The TCOC experiments aim to change the payment mechanisms for care from purely fee-for-service payments based on volume to a fee-for-value payment system that links payments to the rate of growth in total cost of care provided a patient annually regardless of where the care is provided. It also provides significant incentives for providers to meet annual quality goals. Over time, TCOC aims to improve quality and value of care for beneficiaries while “bending the cost curve” to provide more predictable premium costs for beneficiaries.
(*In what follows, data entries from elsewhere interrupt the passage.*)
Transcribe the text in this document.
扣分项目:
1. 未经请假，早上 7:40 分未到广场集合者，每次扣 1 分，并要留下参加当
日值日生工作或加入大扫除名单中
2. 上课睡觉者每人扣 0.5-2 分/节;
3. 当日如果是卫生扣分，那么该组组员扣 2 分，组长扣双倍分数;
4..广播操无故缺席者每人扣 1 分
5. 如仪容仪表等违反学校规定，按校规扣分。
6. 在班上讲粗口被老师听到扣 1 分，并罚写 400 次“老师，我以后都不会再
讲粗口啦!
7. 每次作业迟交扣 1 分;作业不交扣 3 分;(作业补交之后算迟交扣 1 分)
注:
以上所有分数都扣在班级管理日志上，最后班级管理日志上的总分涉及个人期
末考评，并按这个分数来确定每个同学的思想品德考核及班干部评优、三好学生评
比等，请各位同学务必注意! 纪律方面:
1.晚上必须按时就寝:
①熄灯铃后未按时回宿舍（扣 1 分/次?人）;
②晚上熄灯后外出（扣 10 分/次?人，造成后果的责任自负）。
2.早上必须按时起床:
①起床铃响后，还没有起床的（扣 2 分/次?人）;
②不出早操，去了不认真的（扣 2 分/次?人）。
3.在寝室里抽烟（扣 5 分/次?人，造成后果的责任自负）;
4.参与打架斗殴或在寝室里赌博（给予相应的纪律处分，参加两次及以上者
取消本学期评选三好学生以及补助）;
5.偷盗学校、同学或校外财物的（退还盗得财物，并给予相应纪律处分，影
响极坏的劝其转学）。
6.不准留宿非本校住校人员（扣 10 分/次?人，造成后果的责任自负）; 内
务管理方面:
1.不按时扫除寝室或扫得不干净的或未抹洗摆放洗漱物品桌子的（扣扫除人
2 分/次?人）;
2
The TCOC contracts share some of the characteristics of CMS’s Medicare Shared Savings Accountable Care rules which also aim to increase value while holding down costs. By measuring outcomes and costs for attributed patients over the entire year, TCOC encourages participants to coordinate services across the entire continuum of care. In addition, by assuring the most medically appropriate service is provided at the right time and in the most appropriate setting, TCOC seeks to reduce unnecessary hospital services and admissions which account for the largest portion of the health care dollar. Historically, negotiations between payers and providers have occurred every two to three years and have focused on unit price increases. TCOC contracting changes the paradigm by focusing instead on negotiating limits to the annual rates of increase over three to five year contracts. In return, providers are given the opportunity to share savings if cost growth is held below negotiated benchmark target growth rates.